The Department would prefer to submit the treaty to the Senate early in the present session rather than to try late in the spring to secure its ratification when the likelihood of prompt action might be [Page 1185] lessened by the possibility of early adjournment and the pressure of business.
2.
It is important that we should be able to regularize our relations with Turkey when the Allies do the same, and we have no reason to doubt that in France, Great Britain, and Italy the Allied treaty with Turkey will soon be sent to the Parliaments.
3.
Attacks in the Senate against the treaty, even before its formal submission for ratification, might be caused by delay in arriving at a claims agreement.
4.
It might also be hard to explain delay in sending the treaty to the Senate for ratification without giving detailed information about the present negotiations and telling of the reluctance of the Turks to arrive at any reasonable settlement on this important subject.

Report any information available as to the plans of the Turks for submitting the treaty to their National Assembly. Is there any likelihood that the Assembly will adjourn in the immediate future? Telegraph date for signature by the Turks of the English and Turkish texts.

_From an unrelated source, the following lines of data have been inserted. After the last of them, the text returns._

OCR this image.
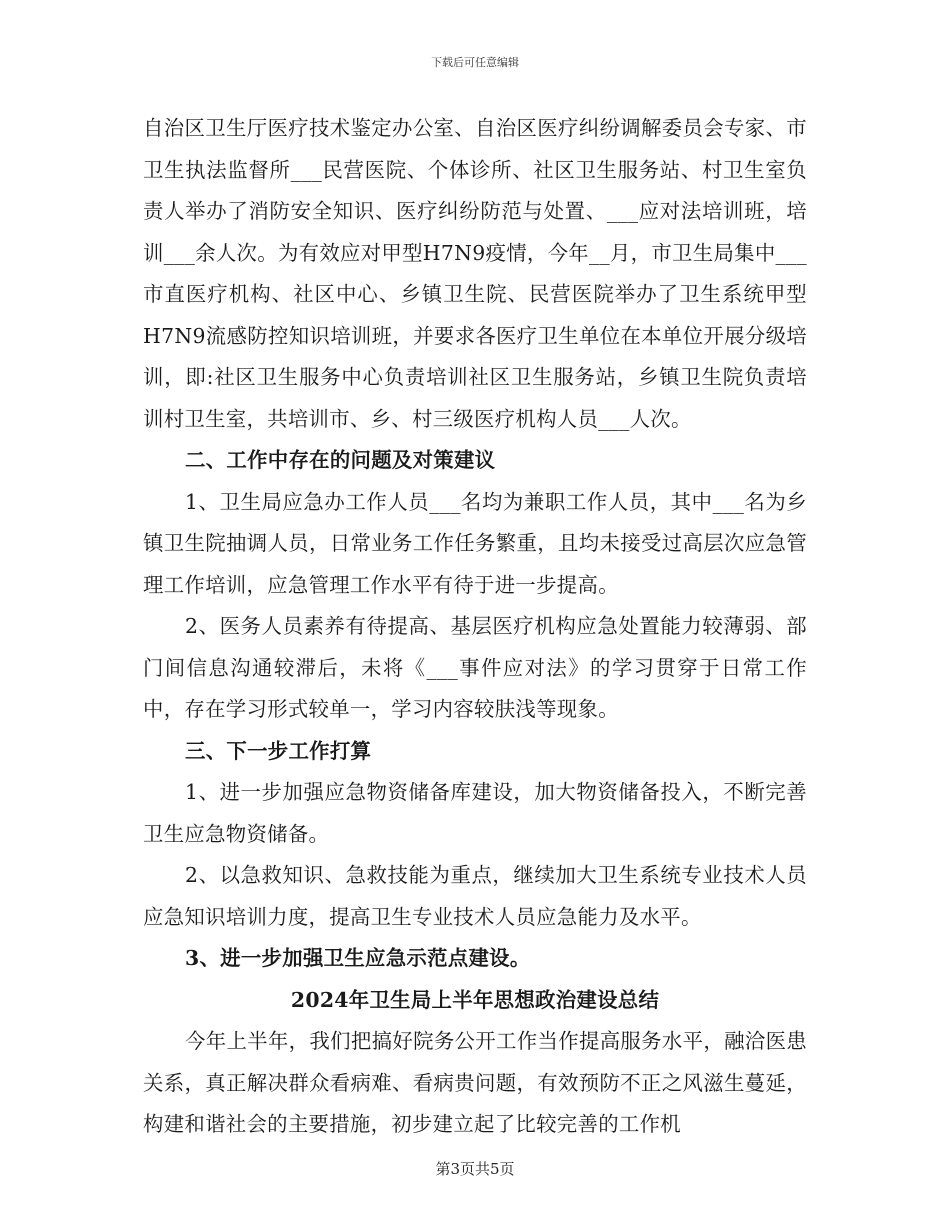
下载后可任意编辑

自治区卫生厅医疗技术鉴定办公室、自治区医疗纠纷调解委员会专家、市卫生执法监督所___民营医院、个体诊所、社区卫生服务站、村卫生室负责人举办了消防安全知识、医疗纠纷防范与处置、___应对法培训班，培训___余人次。为有效应对甲型H7N9疫情，今年__月，市卫生局集中___市直医疗机构、社区中心、乡镇卫生院、民营医院举办了卫生系统甲型H7N9流感防控知识培训班，并要求各医疗卫生单位在本单位开展分级培训，即:社区卫生服务中心负责培训社区卫生服务站，乡镇卫生院负责培训村卫生室，共培训市、乡、村三级医疗机构人员___人次。

二、工作中存在的问题及对策建议

1、卫生局应急办工作人员___名均为兼职工作人员，其中___名为乡镇卫生院抽调人员，日常业务工作任务繁重，且均未接受过高层次应急管理工作培训，应急管理工作水平有待于进一步提高。

2、医务人员素养有待提高、基层医疗机构应急处置能力较薄弱、部门间信息沟通较滞后，未将《___事件应对法》的学习贯穿于日常工作中，存在学习形式较单一，学习内容较肤浅等现象。

三、下一步工作打算

1、进一步加强应急物资储备库建设，加大物资储备投入，不断完善卫生应急物资储备。

2、以急救知识、急救技能为重点，继续加大卫生系统专业技术人员应急知识培训力度，提高卫生专业技术人员应急能力及水平。

3、进一步加强卫生应急示范点建设。

2024年卫生局上半年思想政治建设总结

今年上半年，我们把搞好院务公开工作当作提高服务水平，融洽医患关系，真正解决群众看病难、看病贵问题，有效预防不正之风滋生蔓延，构建和谐社会的主要措施，初步建立起了比较完善的工作机

第3页共5页
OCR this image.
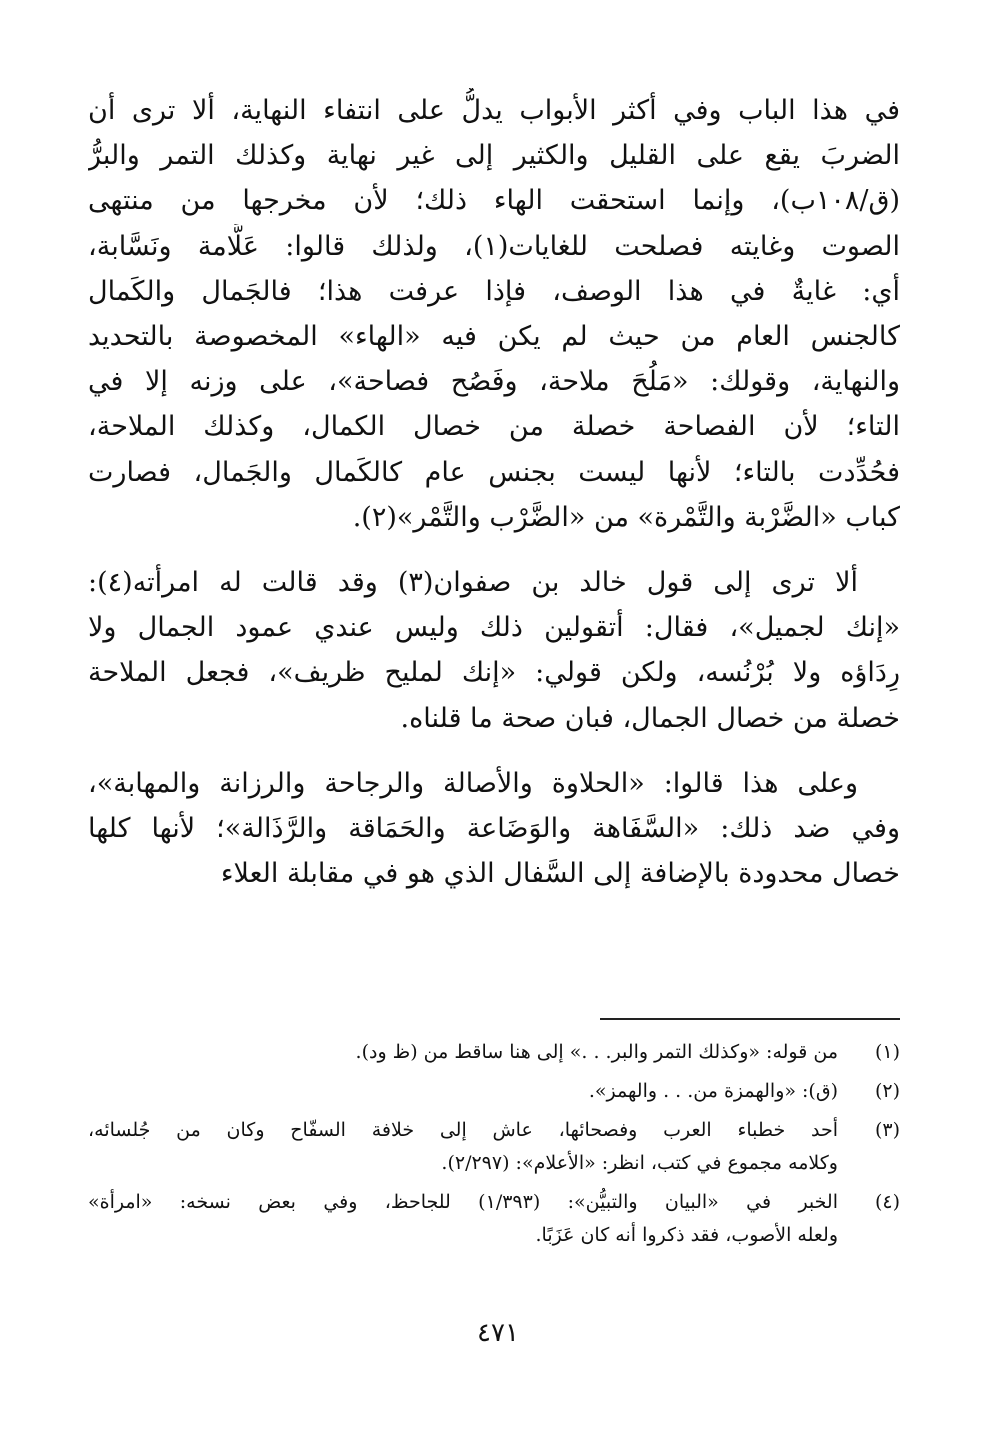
في هذا الباب وفي أكثر الأبواب يدلُّ على انتفاء النهاية، ألا ترى أن
الضربَ يقع على القليل والكثير إلى غير نهاية وكذلك التمر والبرُّ
(ق/١٠٨ب)، وإنما استحقت الهاء ذلك؛ لأن مخرجها من منتهى
الصوت وغايته فصلحت للغايات(١)، ولذلك قالوا: عَلَّامة ونَسَّابة،
أي: غايةٌ في هذا الوصف، فإذا عرفت هذا؛ فالجَمال والكَمال
كالجنس العام من حيث لم يكن فيه «الهاء» المخصوصة بالتحديد
والنهاية، وقولك: «مَلُحَ ملاحة، وفَصُح فصاحة»، على وزنه إلا في
التاء؛ لأن الفصاحة خصلة من خصال الكمال، وكذلك الملاحة،
فحُدِّدت بالتاء؛ لأنها ليست بجنس عام كالكَمال والجَمال، فصارت
كباب «الضَّرْبة والتَّمْرة» من «الضَّرْب والتَّمْر»(٢).
ألا ترى إلى قول خالد بن صفوان(٣) وقد قالت له امرأته(٤):
«إنك لجميل»، فقال: أتقولين ذلك وليس عندي عمود الجمال ولا
رِدَاؤه ولا بُرْنُسه، ولكن قولي: «إنك لمليح ظريف»، فجعل الملاحة
خصلة من خصال الجمال، فبان صحة ما قلناه.
وعلى هذا قالوا: «الحلاوة والأصالة والرجاحة والرزانة والمهابة»،
وفي ضد ذلك: «السَّفَاهة والوَضَاعة والحَمَاقة والرَّذَالة»؛ لأنها كلها
خصال محدودة بالإضافة إلى السَّفال الذي هو في مقابلة العلاء
(١)
من قوله: «وكذلك التمر والبر. . .» إلى هنا ساقط من (ظ ود).
(٢)
(ق): «والهمزة من. . . والهمز».
(٣)
أحد خطباء العرب وفصحائها، عاش إلى خلافة السفّاح وكان من جُلسائه،
وكلامه مجموع في كتب، انظر: «الأعلام»: (٢/٢٩٧).
(٤)
الخبر في «البيان والتبيُّن»: (١/٣٩٣) للجاحظ، وفي بعض نسخه: «امرأة»
ولعله الأصوب، فقد ذكروا أنه كان عَزَبًا.
٤٧١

The Department has noted with interest, in connection with the general subject of claims arbitration, the statement which Ismet Pasha made during the first phase of the Lausanne Conference, that Turkey had resorted to arbitration to settle the dispute with the Soviet Government, regarding the payment of Soviet claims, and adding that, doubtless, for nations to resort to arbitration to settle disputes between them is not at all incompatible with their sovereign rights. See British publication: Turkey No. 1 (1923), Cmd. 1814, p. 513.